Eye For Film >> Movies >> Eloge De L'Amour (2001) Film Review
Eloge De L'Amour
Reviewed by: Angus Wolfe Murray
This is incomprehensible.
The first half is in black-and-white, the second half in colour. The first half is very dark, shot mostly at night, in the streets, or in poorly lit apartments. The second half is very bright, with fierce primary colours and a purple helicopter.
There is no discernible storyline. At one moment, girls are being auditioned for a part in a film. At another, connoisseurs discuss art and life. A man reads from a book with empty pages. Someone says, "What are you talking about?" Someone else answers, "Nothing. It's history."

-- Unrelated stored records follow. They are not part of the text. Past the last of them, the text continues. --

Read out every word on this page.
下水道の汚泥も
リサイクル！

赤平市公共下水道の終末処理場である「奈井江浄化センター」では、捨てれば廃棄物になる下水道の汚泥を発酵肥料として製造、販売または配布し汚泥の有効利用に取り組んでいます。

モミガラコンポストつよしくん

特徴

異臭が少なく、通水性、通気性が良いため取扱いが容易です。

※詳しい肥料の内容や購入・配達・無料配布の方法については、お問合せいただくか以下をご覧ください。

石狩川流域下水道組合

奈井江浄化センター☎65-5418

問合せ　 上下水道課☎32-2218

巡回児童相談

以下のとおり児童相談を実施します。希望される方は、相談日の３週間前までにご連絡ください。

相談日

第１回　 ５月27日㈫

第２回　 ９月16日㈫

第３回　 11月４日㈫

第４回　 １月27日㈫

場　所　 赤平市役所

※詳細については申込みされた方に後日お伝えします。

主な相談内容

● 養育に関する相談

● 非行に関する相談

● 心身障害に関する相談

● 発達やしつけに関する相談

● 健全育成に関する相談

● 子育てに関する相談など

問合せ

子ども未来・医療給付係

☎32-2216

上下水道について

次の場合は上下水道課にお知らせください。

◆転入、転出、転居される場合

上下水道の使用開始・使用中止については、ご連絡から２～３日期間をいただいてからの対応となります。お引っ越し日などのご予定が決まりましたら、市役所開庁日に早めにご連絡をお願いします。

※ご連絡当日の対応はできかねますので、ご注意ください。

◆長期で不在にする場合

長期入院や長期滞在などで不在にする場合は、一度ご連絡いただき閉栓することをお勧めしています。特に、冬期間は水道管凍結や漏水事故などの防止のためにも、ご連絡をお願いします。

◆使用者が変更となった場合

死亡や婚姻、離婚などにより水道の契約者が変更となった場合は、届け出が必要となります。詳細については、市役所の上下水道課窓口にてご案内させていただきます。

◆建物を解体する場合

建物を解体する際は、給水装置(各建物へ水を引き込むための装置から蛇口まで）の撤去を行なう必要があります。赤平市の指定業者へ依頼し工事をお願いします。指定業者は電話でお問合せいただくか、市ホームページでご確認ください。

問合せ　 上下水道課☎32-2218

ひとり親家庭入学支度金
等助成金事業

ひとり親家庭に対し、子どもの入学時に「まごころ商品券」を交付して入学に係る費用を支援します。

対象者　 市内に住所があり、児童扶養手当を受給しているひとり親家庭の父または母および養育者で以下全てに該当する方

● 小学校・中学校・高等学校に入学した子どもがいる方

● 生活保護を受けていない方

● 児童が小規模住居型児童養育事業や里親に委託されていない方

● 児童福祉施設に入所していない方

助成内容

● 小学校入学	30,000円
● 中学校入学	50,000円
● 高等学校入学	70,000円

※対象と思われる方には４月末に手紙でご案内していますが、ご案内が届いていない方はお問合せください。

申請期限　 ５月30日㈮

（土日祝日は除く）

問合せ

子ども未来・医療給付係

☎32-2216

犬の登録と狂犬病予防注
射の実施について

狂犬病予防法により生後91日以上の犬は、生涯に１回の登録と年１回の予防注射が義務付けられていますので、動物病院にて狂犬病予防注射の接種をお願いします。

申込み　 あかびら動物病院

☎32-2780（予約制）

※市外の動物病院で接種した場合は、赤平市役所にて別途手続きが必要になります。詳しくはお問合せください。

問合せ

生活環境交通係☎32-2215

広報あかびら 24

There are a number of old people dotted about. They talk of the war. A voice says, "There can be no resistance without memory."
You have no idea who anybody is, or what they are doing. A man you have seen before, possibly the reader of the blank book, appears later in the second half, which is, you are told, two years before the action of the first half. He says he is researching the Resistance.
The camera is handheld, occasionally out-of-focus. The images are strong, even interesting, at times. Mostly, they are not. Words flow through this arbitrary place like rivers of confusion: "Every desire must meet its latitude."
Eloge De L'Amour has been called "a rigorously structured philosophical meditation on love, ageing, and, above all, the role of language and memory in shaping human consciousness, past and present." Possibly, with patience and at least 15 viewings, intellectual slivers might be gleaned from these kaleidoscopic flashes. Life is too short.
Granddad of Le Nouvelle Vague, Jean-Luc Godard continues to baffle the faithful with his games of hide-and-seek. A Bout De Souffle looks like Hollywood mainstream compared to this. At least, he hasn't compromised.